Fitch Abaisse la Note de la Tunisie à CCC-: les raisons de cette décision

L'agence de notation souligne l'incertitude entourant la capacité de la Tunisie à mobiliser suffisamment de financements pour répondre à ses besoins.
Published on June 10, 2023, 7:29 a.m.

L’essentiel

  • Fitch Ratings a abaissé la note de défaut de l'émetteur à long terme de la Tunisie, soulignant des défis économiques majeurs auxquels le pays est confronté.
  • Parmi ces défis, on compte des besoins élevés de financement du gouvernement, un déficit important et une trajectoire de dette très sensible aux chocs fiscaux et aux taux de change.
  • Ces défis nécessitent des réformes économiques significatives et une gestion plus efficace des finances publiques pour stabiliser l'économie et assurer un avenir plus prospère pour tous les Tunisiens.


L'agence de notation Fitch Ratings a abaissé la note de défaut de l'émetteur à long terme en devises étrangères (IDR) de la Tunisie de CCC+ à CCC-, mettant en évidence une série de défis économiques auxquels le pays est confronté.

Fitch a justifié cette dégradation par plusieurs facteurs clés. Premièrement, un risque de financement accru. L'agence de notation souligne l'incertitude entourant la capacité de la Tunisie à mobiliser suffisamment de financements pour répondre à ses besoins considérables. Ce défi est exacerbé par l'échec à mettre en œuvre les actions préalables convenues pour un programme avec le Fonds monétaire international (FMI), une étape nécessaire pour débloquer les financements bilatéraux associés qui soutenaient le plan de financement de la Tunisie.

Les besoins élevés de financement du gouvernement sont un autre facteur de préoccupation. Fitch prévoit que ces besoins seront d'environ 16% du PIB en 2023 (soit environ 7,7 milliards de dollars) et 14% du PIB en 2024 (7,4 milliards de dollars), des chiffres bien supérieurs à la moyenne de 9% enregistrée entre 2015 et 2019, et parmi les plus élevés des pays notés 'C'/'D'.

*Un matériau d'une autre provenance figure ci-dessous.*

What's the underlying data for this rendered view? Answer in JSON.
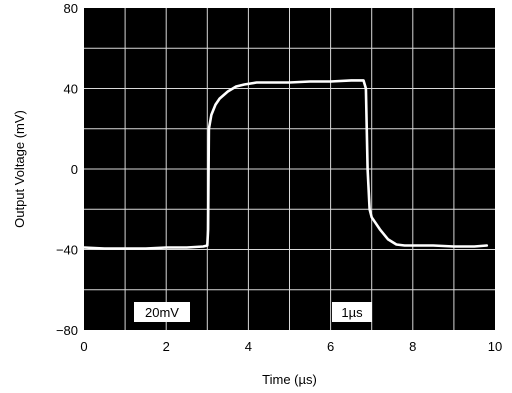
{
  "chart_data": {
    "type": "line",
    "title": "",
    "xlabel": "Time (µs)",
    "ylabel": "Output Voltage (mV)",
    "xlim": [
      0,
      10
    ],
    "ylim": [
      -80,
      80
    ],
    "x_ticks": [
      "0",
      "2",
      "4",
      "6",
      "8",
      "10"
    ],
    "y_ticks": [
      "80",
      "40",
      "0",
      "−40",
      "−80"
    ],
    "grid": true,
    "background": "#000000",
    "grid_color": "#d9d9d9",
    "trace_color": "#ffffff",
    "scale_labels": {
      "vertical": "20mV",
      "horizontal": "1µs"
    },
    "series": [
      {
        "x": [
          0.0,
          0.5,
          1.0,
          1.5,
          2.0,
          2.5,
          2.9,
          3.0,
          3.02,
          3.04,
          3.1,
          3.2,
          3.3,
          3.5,
          3.7,
          3.9,
          4.2,
          4.5,
          5.0,
          5.5,
          6.0,
          6.5,
          6.8,
          6.86,
          6.9,
          6.95,
          7.0,
          7.1,
          7.2,
          7.4,
          7.6,
          7.8,
          8.0,
          8.5,
          9.0,
          9.5,
          9.8
        ],
        "y": [
          -39,
          -39.5,
          -39.5,
          -39.5,
          -39,
          -39,
          -38.5,
          -38,
          -30,
          20,
          27,
          32,
          35,
          38.5,
          41,
          42,
          43,
          43,
          43,
          43.5,
          43.5,
          44,
          44,
          40,
          0,
          -20,
          -24,
          -27,
          -30,
          -35,
          -37.5,
          -38,
          -38,
          -38,
          -38.5,
          -38.5,
          -38
        ]
      }
    ]
  }
}
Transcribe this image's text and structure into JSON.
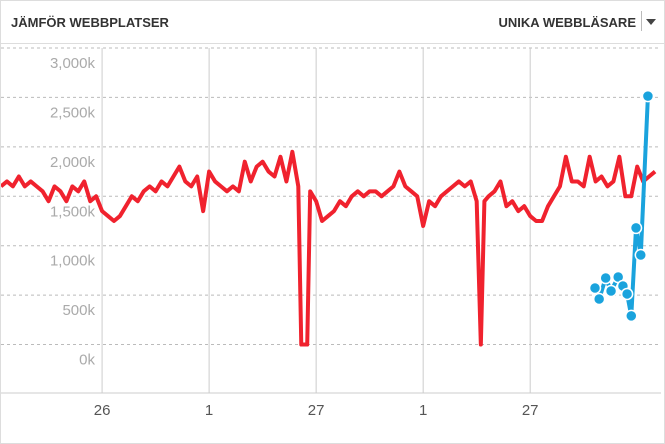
{
  "chart_data": {
    "type": "line",
    "title": "JÄMFÖR WEBBPLATSER",
    "metric": "UNIKA WEBBLÄSARE",
    "xlim": [
      0,
      111
    ],
    "xticks": [
      {
        "value": 17,
        "label": "26"
      },
      {
        "value": 35,
        "label": "1"
      },
      {
        "value": 53,
        "label": "27"
      },
      {
        "value": 71,
        "label": "1"
      },
      {
        "value": 89,
        "label": "27"
      }
    ],
    "ylim": [
      -490,
      3000
    ],
    "yticks": [
      {
        "value": 0,
        "label": "0k"
      },
      {
        "value": 500,
        "label": "500k"
      },
      {
        "value": 1000,
        "label": "1,000k"
      },
      {
        "value": 1500,
        "label": "1,500k"
      },
      {
        "value": 2000,
        "label": "2,000k"
      },
      {
        "value": 2500,
        "label": "2,500k"
      },
      {
        "value": 3000,
        "label": "3,000k"
      }
    ],
    "grid": true,
    "series": [
      {
        "color": "#f0222e",
        "markers": false,
        "x": [
          0,
          1,
          2,
          3,
          4,
          5,
          6,
          7,
          8,
          9,
          10,
          11,
          12,
          13,
          14,
          15,
          16,
          17,
          18,
          19,
          20,
          21,
          22,
          23,
          24,
          25,
          26,
          27,
          28,
          29,
          30,
          31,
          32,
          33,
          34,
          35,
          36,
          37,
          38,
          39,
          40,
          41,
          42,
          43,
          44,
          45,
          46,
          47,
          48,
          49,
          50,
          50.5,
          51.5,
          52,
          53,
          54,
          55,
          56,
          57,
          58,
          59,
          60,
          61,
          62,
          63,
          64,
          65,
          66,
          67,
          68,
          69,
          70,
          71,
          72,
          73,
          74,
          75,
          76,
          77,
          78,
          79,
          80,
          80.7,
          81.3,
          82,
          83,
          84,
          85,
          86,
          87,
          88,
          89,
          90,
          91,
          92,
          93,
          94,
          95,
          96,
          97,
          98,
          99,
          100,
          101,
          102,
          103,
          104,
          105,
          106,
          107,
          108,
          109,
          110
        ],
        "values": [
          1600,
          1650,
          1600,
          1700,
          1600,
          1650,
          1600,
          1550,
          1450,
          1600,
          1550,
          1450,
          1600,
          1550,
          1650,
          1450,
          1500,
          1350,
          1300,
          1250,
          1300,
          1400,
          1500,
          1450,
          1550,
          1600,
          1550,
          1650,
          1600,
          1700,
          1800,
          1650,
          1600,
          1700,
          1350,
          1750,
          1650,
          1600,
          1550,
          1600,
          1550,
          1850,
          1650,
          1800,
          1850,
          1750,
          1700,
          1900,
          1650,
          1950,
          1600,
          0,
          0,
          1550,
          1450,
          1250,
          1300,
          1350,
          1450,
          1400,
          1500,
          1550,
          1500,
          1550,
          1550,
          1500,
          1550,
          1600,
          1750,
          1600,
          1550,
          1500,
          1200,
          1450,
          1400,
          1500,
          1550,
          1600,
          1650,
          1600,
          1650,
          1450,
          0,
          1450,
          1500,
          1550,
          1650,
          1400,
          1450,
          1350,
          1400,
          1300,
          1250,
          1250,
          1400,
          1500,
          1600,
          1900,
          1650,
          1650,
          1600,
          1900,
          1650,
          1700,
          1600,
          1650,
          1900,
          1500,
          1500,
          1800,
          1650,
          1700,
          1750
        ]
      },
      {
        "color": "#1aa3dd",
        "markers": true,
        "x": [
          99.9,
          100.6,
          101.7,
          102.6,
          103.8,
          104.6,
          105.3,
          106,
          106.8,
          107.6,
          108.8
        ],
        "values": [
          572,
          461,
          673,
          542,
          683,
          592,
          512,
          290,
          1180,
          906,
          2513
        ]
      }
    ]
  }
}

L'agence s'attend également à une réduction du déficit du compte courant à 7% du PIB en 2023 et à 6,5% en 2024, contre 8,5% en 2022. Cependant, malgré cette amélioration, le déficit encore important créera près de 3,5 milliards de dollars de besoins de financement extérieur en 2023 et 2024, mettant davantage de pression sur les finances du pays.

L'agence prévoit également une réduction du déficit budgétaire à 5,8% du PIB en 2023 et 4,5% en 2024, contre 6,9% en 2022. Cependant, le progrès sur le front des réformes reste bloqué, ce qui empêche la réduction des vulnérabilités budgétaires face aux chocs.

En ce qui concerne la dette, Fitch s'attend à ce qu'elle atteigne un pic de 80,9% en 2023, contre 79,4% en 2022, et diminue à 77,3% en 2024, à condition que le chemin de la réforme fiscale ne soit pas déraillé. La trajectoire de la dette reste cependant très sensible aux chocs fiscaux et au taux de change, ce dernier pouvant constituer une source de pression en cas de retards prolongés dans l'obtention de financements externes.

Enfin, les perspectives de croissance sont défavorables. Fitch prévoit un ralentissement de la croissance du PIB à 1,4% en 2023, contre 2,4% en 2022, en raison de l'inflation toujours élevée, d'un mix de politiques plus serré en réponse aux déséquilibres macroéconomiques et budgétaires, d'une faible croissance enEurope (principal partenaire commercial de la Tunisie), d'un haut niveau d'incertitude concernant l'orientation des réformes et de l'économie, et de conditions météorologiques défavorables impactant le secteur agricole.

L'ensemble de ces facteurs souligne l'ampleur des défis auxquels la Tunisie est confrontée et les implications profondes de la décision de Fitch pour l'avenir économique du pays. Pour surmonter ces défis, la Tunisie devra probablement s'engager dans un processus de réformes économiques difficiles, renforcer la gestion de ses finances publiques et créer un environnement plus favorable pour les investissements.